Tombouctou sous l'assaut des barbares
Dans Tombouctou interdite depuis que les groupes armés salafistes l'ont envahie début avril, les destructions de mausolées et de lieux saints de l'islam se poursuivent à huis clos. Les Touareg ont fui, journalistes, travailleurs humanitaires et observateurs étrangers sont indésirables, les habitants se terrent chez eux, trop effrayés pour oser témoigner par téléphone sous leur nom.
Dotée de la prestigieuse université coranique de Sankoré et d'autres medersa, Tombouctou était aux XVe et XVIe siècles une capitale intellectuelle et spirituelle et un centre de propagation de l'islam en Afrique. Ses trois grandes mosquées (Djingareyber, Sankoré et Sidi Yahia) témoignent de son âge d'or. Bien que restaurés au XVIe siècle, ces monuments sont aujourd'hui menacés par l'avancée du sable.
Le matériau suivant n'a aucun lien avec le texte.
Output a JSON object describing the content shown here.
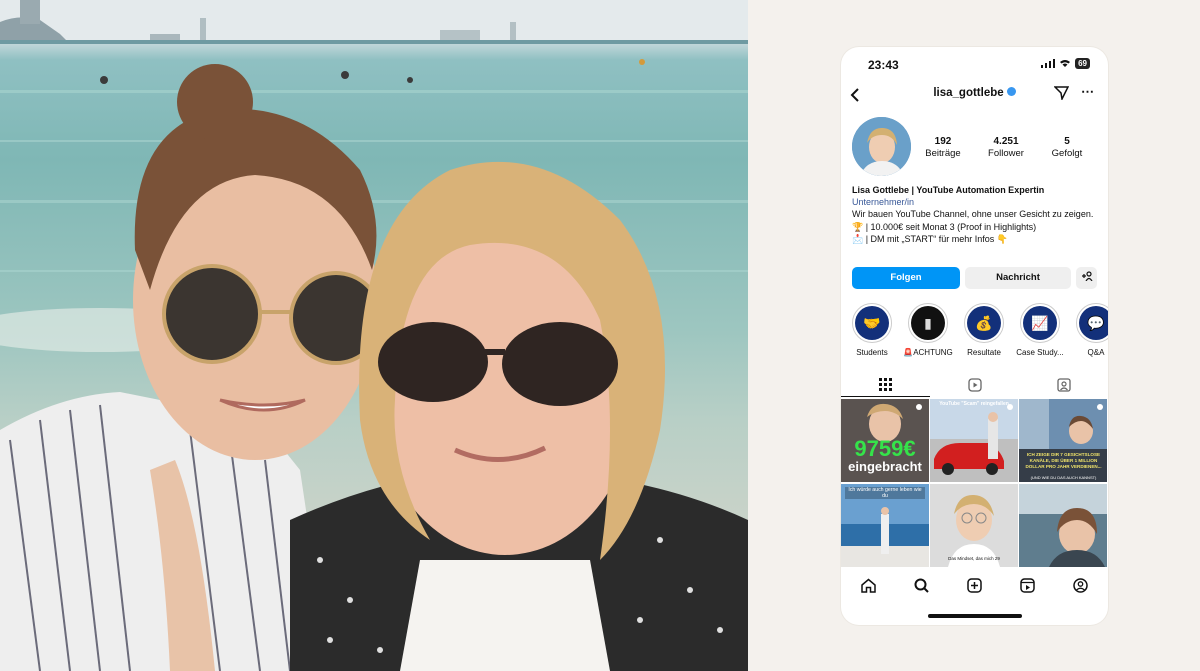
{
  "status_bar": {
    "time": "23:43",
    "battery": "69"
  },
  "header": {
    "username": "lisa_gottlebe",
    "verified": true
  },
  "profile": {
    "stats": [
      {
        "value": "192",
        "label": "Beiträge"
      },
      {
        "value": "4.251",
        "label": "Follower"
      },
      {
        "value": "5",
        "label": "Gefolgt"
      }
    ],
    "bio": {
      "name": "Lisa Gottlebe | YouTube Automation Expertin",
      "category": "Unternehmer/in",
      "line1": "Wir bauen YouTube Channel, ohne unser Gesicht zu zeigen.",
      "line2": "🏆 | 10.000€ seit Monat 3 (Proof in Highlights)",
      "line3": "📩 | DM mit „START“ für mehr Infos 👇"
    }
  },
  "actions": {
    "follow_label": "Folgen",
    "message_label": "Nachricht",
    "add_label": "+👤"
  },
  "highlights": [
    {
      "label": "Students",
      "icon": "handshake-icon"
    },
    {
      "label": "🚨ACHTUNG",
      "icon": "phone-icon"
    },
    {
      "label": "Resultate",
      "icon": "money-icon"
    },
    {
      "label": "Case Study...",
      "icon": "chart-icon"
    },
    {
      "label": "Q&A",
      "icon": "question-icon"
    }
  ],
  "grid_posts": {
    "post1": {
      "big": "9759€",
      "sub": "eingebracht"
    },
    "post2": {
      "caption": "YouTube \"Scam\" reingefallen"
    },
    "post3": {
      "caption": "ICH ZEIGE DIR 7 GESICHTSLOSE KANÄLE, DIE ÜBER 1 MILLION DOLLAR PRO JAHR VERDIENEN...",
      "sub": "(UND WIE DU DAS AUCH KANNST)"
    },
    "post4": {
      "caption": "Ich würde auch gerne leben wie du"
    },
    "post5": {
      "caption": "Das Mindset, das mich 29"
    },
    "post6": {
      "caption": ""
    }
  },
  "colors": {
    "accent": "#0095f6",
    "highlight_bg": "#13307a",
    "panel_bg": "#f4f1ed"
  }
}
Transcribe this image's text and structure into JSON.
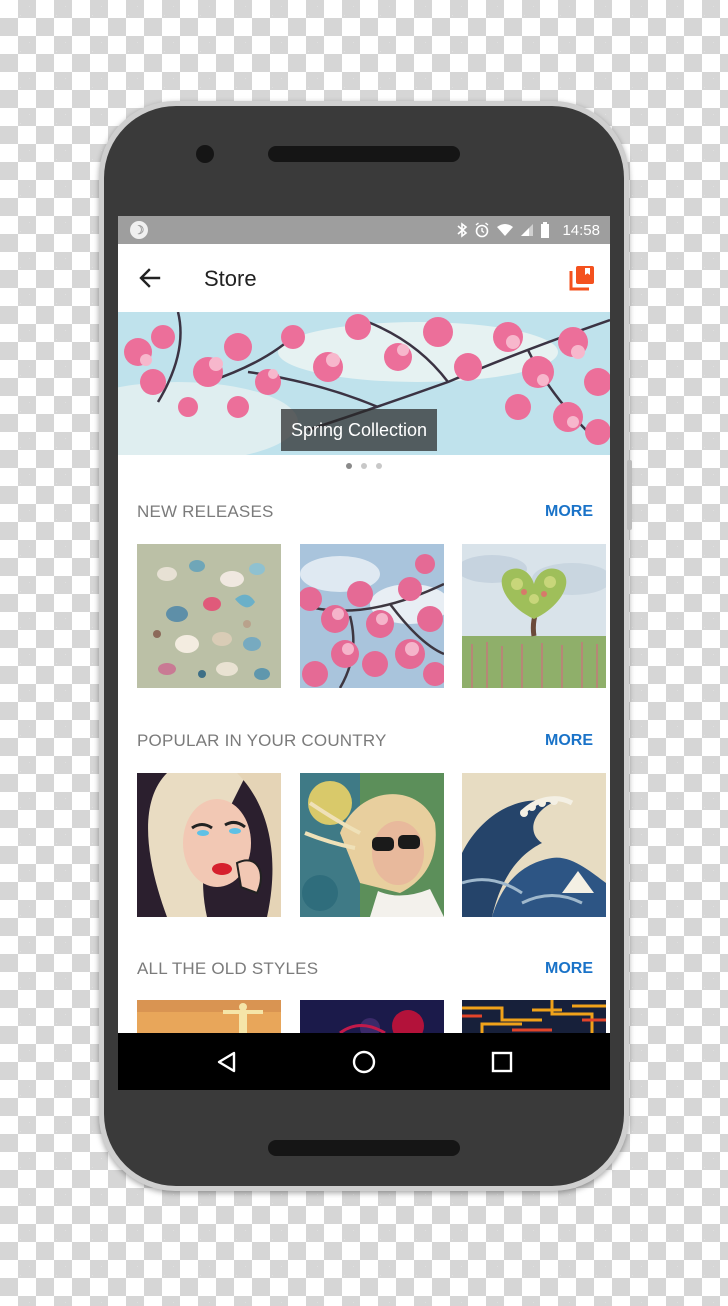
{
  "status_bar": {
    "time": "14:58",
    "left_icon": "☽",
    "icons": [
      "bluetooth-icon",
      "alarm-icon",
      "wifi-icon",
      "signal-icon",
      "battery-icon"
    ]
  },
  "app_bar": {
    "title": "Store",
    "back_icon": "arrow-back-icon",
    "action_icon": "library-icon",
    "accent_color": "#f4511e"
  },
  "banner": {
    "caption": "Spring Collection",
    "pages": 3,
    "active_page": 1
  },
  "sections": [
    {
      "title": "NEW RELEASES",
      "more_label": "MORE",
      "tiles": [
        "seashells-style",
        "cherry-blossom-style",
        "heart-tree-style"
      ]
    },
    {
      "title": "POPULAR IN YOUR COUNTRY",
      "more_label": "MORE",
      "tiles": [
        "pop-art-woman-style",
        "sunglasses-woman-style",
        "great-wave-style"
      ]
    },
    {
      "title": "ALL THE OLD STYLES",
      "more_label": "MORE",
      "tiles": [
        "statue-style",
        "dark-flower-style",
        "circuit-style"
      ]
    }
  ],
  "nav_bar": {
    "buttons": [
      "back-triangle-icon",
      "home-circle-icon",
      "recents-square-icon"
    ]
  },
  "colors": {
    "link": "#1a73c8",
    "section_title": "#7b7b7b",
    "status_bar": "#9e9e9e"
  }
}
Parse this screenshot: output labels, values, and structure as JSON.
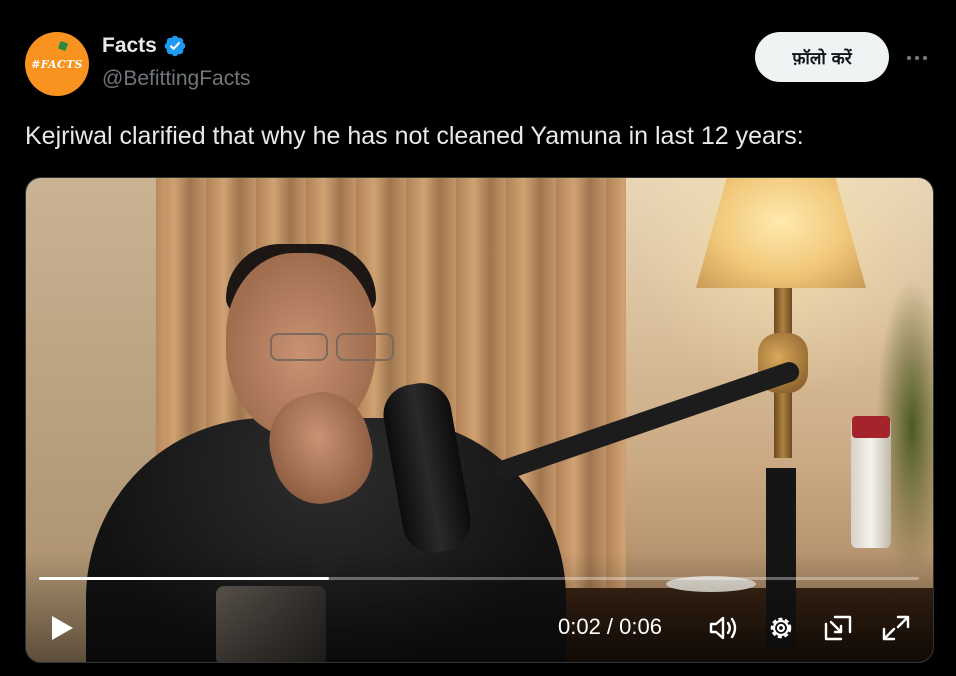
{
  "author": {
    "display_name": "Facts",
    "handle": "@BefittingFacts",
    "avatar_text": "#FACTS",
    "verified": true,
    "avatar_color": "#f7931e",
    "verified_color": "#1d9bf0"
  },
  "actions": {
    "follow_label": "फ़ॉलो करें",
    "more_icon": "more-horizontal-icon"
  },
  "tweet": {
    "text": "Kejriwal clarified that why he has not cleaned Yamuna in last 12 years:"
  },
  "video": {
    "current_time": "0:02",
    "duration": "0:06",
    "time_display": "0:02 / 0:06",
    "progress": 0.33,
    "icons": [
      "play-icon",
      "volume-icon",
      "settings-icon",
      "picture-in-picture-icon",
      "fullscreen-icon"
    ]
  },
  "colors": {
    "background": "#000000",
    "text_primary": "#e7e9ea",
    "text_secondary": "#71767b",
    "follow_button_bg": "#eff3f4"
  }
}
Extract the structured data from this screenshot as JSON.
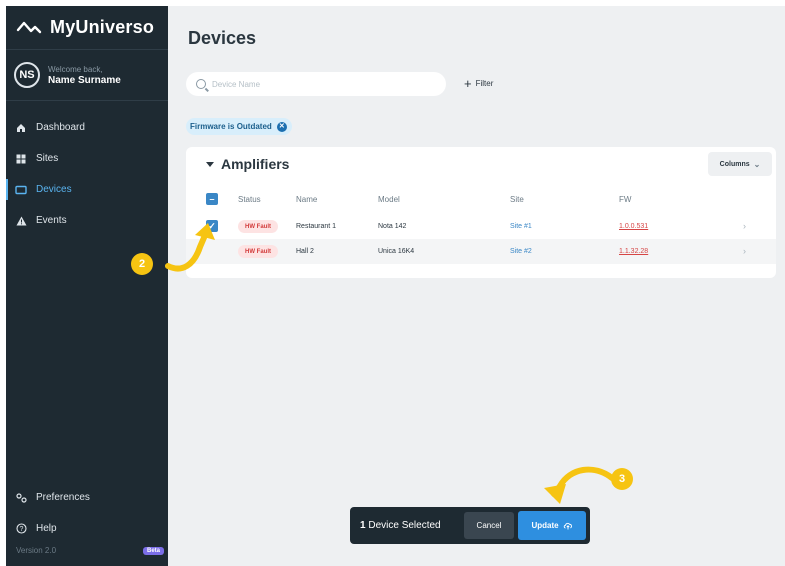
{
  "app": {
    "name": "MyUniverso"
  },
  "user": {
    "initials": "NS",
    "welcome": "Welcome back,",
    "name": "Name Surname"
  },
  "sidebar": {
    "items": [
      {
        "label": "Dashboard",
        "icon": "home-icon",
        "active": false
      },
      {
        "label": "Sites",
        "icon": "grid-icon",
        "active": false
      },
      {
        "label": "Devices",
        "icon": "devices-icon",
        "active": true
      },
      {
        "label": "Events",
        "icon": "alert-icon",
        "active": false
      }
    ],
    "bottom_items": [
      {
        "label": "Preferences",
        "icon": "preferences-icon"
      },
      {
        "label": "Help",
        "icon": "help-icon"
      }
    ],
    "version": "Version 2.0",
    "beta_badge": "Beta"
  },
  "page": {
    "title": "Devices"
  },
  "search": {
    "placeholder": "Device Name",
    "value": ""
  },
  "filter": {
    "label": "Filter"
  },
  "active_filter": {
    "label": "Firmware is Outdated"
  },
  "table": {
    "title": "Amplifiers",
    "columns_button": "Columns",
    "headers": [
      "Status",
      "Name",
      "Model",
      "Site",
      "FW"
    ],
    "rows": [
      {
        "status": "HW Fault",
        "name": "Restaurant 1",
        "model": "Nota 142",
        "site": "Site #1",
        "fw": "1.0.0.531",
        "checked": true
      },
      {
        "status": "HW Fault",
        "name": "Hall 2",
        "model": "Unica 16K4",
        "site": "Site #2",
        "fw": "1.1.32.28",
        "checked": false
      }
    ]
  },
  "action_bar": {
    "count": "1",
    "count_label": "Device Selected",
    "cancel": "Cancel",
    "update": "Update"
  },
  "callouts": [
    "2",
    "3"
  ],
  "colors": {
    "sidebar_bg": "#1e2a32",
    "accent": "#3a87c6",
    "fault": "#d23a3a",
    "callout": "#f6c412"
  }
}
BAMAKO - Des islamistes d'Ansar Dine, un des groupes armés contrôlant le nord du Mali, ont démoli samedi des mausolées de saints musulmans dans la ville mythique de Tombouctou, classée patrimoine mondial en péril, et Bamako a dénoncé "la furie destructrice" de ces actes assimilables "à des crimes de guerre".
"Ansar Dine va détruire aujourd'hui tous les mausolées de la ville. Tous les mausolées sans exception", a déclaré à travers un interprète Sanda Ould Boumama, porte-parole d'Ansar Dine à Tombouctou joint par l'AFP depuis Bamako.
"Dieu, il est unique. Tout ça, c'est +haram+ (interdit en islam). Nous, nous sommes musulmans. L'Unesco, c'est quoi'", a-t-il dit, ajoutant que Ansar Dine réagissait "au nom de Dieu".
"Certains avaient des armes. Ils n'ont pas tiré. Alors, ils ont commencé par crier: +Allah akbar!, Allah akbar+ (Dieu est grand! Dieu est grand!) et avec des pioches et des houes, ils ont commencé par casser le mausolée. Quand un grand bloc du mausolée est tombé sur la tombe, ils ont commencé par crier encore +Allah Akbar!+ et après, ils sont allés vers un autre mausolée", a ajouté cet homme sous couvert d'anonymat.
"Furie destructrice"
A Bamako, le gouvernement a dénoncé "la furie destructrice assimilable à des crimes de guerre" du groupe islamiste armé Ansar Dine et menacé les auteurs de ces destructions de poursuites au Mali et à l'étranger.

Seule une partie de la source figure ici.